Hal tersebut disampaikannya dalam dialog yang mengusung tema Pendampingan dan Penanganan Kasus Seksual di Lingkungan Kampus. Berlangsung di Aula Prof Mattulada Fakultas Ilmu Budaya (FIB) Unhas.
Dalam pemaparannya, Prof Farida mengajak kepada seluruh mahasiswa untuk memahami kekerasan seksual guna mengantisipasi perilaku yang tidak bermoral tersebut. “Kami sampaikan kepada anak-anakku untuk memahami apa itu kekerasan seksual agar bisa mengantisipasinya. Bila ada yang mendapatkan tindakan seperti itu kami akan tindak dengan tegas,” tandasnya.
Ia lalu menceritakan pengalamannya dalam menangani kasus pelecehan seksual. Pada dasarnya, kata mantan Dekan Fakultas Hukum Unhas ini, mayoritas pelaku pelecehan seksual akan mengelak sehingga dan tidak mengakui perbuatannya. Karena itu dibutuhkan pendalaman lebih lanjut dalam penanganannya.
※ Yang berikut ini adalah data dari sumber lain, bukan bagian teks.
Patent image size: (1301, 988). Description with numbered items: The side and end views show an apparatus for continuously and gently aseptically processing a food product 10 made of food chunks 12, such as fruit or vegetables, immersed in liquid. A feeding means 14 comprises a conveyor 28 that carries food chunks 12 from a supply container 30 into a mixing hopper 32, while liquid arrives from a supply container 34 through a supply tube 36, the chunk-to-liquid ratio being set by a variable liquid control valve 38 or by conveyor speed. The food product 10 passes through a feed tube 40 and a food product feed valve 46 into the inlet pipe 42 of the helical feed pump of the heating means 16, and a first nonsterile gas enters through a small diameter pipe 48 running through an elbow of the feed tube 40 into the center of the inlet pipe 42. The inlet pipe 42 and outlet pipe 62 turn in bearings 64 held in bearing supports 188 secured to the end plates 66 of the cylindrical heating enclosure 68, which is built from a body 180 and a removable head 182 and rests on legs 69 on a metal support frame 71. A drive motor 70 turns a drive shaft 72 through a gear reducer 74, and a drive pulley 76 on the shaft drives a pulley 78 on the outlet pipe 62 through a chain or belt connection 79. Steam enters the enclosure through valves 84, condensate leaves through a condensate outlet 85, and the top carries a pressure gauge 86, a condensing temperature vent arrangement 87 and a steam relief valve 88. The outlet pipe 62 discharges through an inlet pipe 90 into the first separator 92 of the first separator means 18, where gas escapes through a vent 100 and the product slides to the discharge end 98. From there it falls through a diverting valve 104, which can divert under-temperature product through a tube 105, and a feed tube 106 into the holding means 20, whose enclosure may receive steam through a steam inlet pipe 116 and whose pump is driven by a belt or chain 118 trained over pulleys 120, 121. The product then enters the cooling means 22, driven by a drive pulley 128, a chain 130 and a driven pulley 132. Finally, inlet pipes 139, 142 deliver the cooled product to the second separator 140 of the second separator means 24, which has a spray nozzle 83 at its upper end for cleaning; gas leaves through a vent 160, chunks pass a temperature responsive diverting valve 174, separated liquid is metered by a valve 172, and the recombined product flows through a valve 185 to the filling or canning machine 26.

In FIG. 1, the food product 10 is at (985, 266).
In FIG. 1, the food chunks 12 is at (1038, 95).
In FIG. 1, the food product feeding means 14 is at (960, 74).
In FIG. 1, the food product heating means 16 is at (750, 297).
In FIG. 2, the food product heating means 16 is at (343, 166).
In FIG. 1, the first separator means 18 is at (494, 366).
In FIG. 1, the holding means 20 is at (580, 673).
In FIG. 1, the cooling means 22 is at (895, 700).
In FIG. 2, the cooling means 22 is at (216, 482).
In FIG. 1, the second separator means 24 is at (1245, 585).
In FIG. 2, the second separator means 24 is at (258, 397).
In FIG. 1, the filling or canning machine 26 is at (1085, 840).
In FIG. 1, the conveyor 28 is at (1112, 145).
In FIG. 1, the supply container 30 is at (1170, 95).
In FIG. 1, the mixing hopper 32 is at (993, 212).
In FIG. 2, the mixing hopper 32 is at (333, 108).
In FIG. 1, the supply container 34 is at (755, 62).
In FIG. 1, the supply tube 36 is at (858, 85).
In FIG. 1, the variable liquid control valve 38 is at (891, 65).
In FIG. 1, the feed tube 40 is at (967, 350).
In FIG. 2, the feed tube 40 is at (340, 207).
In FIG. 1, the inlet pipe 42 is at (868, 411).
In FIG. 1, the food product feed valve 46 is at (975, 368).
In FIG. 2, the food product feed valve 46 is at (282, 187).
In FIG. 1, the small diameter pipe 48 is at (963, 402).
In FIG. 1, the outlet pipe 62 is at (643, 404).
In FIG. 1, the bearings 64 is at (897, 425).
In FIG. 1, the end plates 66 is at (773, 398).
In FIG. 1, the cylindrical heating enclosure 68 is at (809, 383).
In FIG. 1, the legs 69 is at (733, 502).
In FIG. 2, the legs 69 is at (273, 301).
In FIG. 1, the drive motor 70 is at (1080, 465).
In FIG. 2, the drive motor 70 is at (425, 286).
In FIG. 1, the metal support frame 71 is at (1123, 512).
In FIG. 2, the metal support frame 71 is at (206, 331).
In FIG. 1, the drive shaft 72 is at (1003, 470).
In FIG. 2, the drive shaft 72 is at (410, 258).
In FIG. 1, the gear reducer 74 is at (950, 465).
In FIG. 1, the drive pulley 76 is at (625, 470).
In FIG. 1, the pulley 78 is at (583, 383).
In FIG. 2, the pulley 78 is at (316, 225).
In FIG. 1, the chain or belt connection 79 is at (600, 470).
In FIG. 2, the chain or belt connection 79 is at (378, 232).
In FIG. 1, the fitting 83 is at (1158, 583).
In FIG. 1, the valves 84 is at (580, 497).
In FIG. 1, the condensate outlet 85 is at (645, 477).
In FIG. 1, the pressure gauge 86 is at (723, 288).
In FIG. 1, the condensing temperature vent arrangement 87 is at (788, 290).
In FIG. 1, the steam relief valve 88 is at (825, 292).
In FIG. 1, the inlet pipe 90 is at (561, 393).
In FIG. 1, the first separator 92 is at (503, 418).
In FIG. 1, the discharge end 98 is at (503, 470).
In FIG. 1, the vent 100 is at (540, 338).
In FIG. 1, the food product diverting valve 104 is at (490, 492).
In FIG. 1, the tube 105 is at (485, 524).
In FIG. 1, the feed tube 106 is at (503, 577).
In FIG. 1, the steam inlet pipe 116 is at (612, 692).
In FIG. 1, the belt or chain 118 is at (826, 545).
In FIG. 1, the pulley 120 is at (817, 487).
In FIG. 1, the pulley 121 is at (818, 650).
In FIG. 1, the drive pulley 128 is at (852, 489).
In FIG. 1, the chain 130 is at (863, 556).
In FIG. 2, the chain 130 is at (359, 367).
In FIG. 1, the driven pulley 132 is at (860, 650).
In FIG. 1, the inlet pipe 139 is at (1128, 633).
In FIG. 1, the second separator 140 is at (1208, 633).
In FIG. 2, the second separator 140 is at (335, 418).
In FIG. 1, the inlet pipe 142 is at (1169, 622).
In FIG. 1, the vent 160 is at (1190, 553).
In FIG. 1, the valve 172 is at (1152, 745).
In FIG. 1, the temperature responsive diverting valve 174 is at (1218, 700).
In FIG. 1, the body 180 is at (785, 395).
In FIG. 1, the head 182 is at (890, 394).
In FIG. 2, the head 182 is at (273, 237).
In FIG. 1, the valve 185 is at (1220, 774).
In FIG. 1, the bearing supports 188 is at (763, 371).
Dalam kasus terakhir yang terjadi di lingkungan FIB Unhas, rekaman kamera pemantau (CCTV) menjadi petunjuk. Atas dasar itu pula pelaku kini telah mendapatkan sanksi administratif berupa pembebasan tugas dari kegiatan tridharma perguruan tinggi.
Sebagai upaya untuk mengindari terulangnya praktik pelecehan seksual di kalangan mahasiswa, Prof Farida mengaku telah bersurat kepada pimpinan universitas guna menganjurkan duduk terpisah saat proses perkuliahan. “Kita akan terus lakukan upaya-upaya strategis sebagai bentuk penanganan dan penyuluhan,” terangnya.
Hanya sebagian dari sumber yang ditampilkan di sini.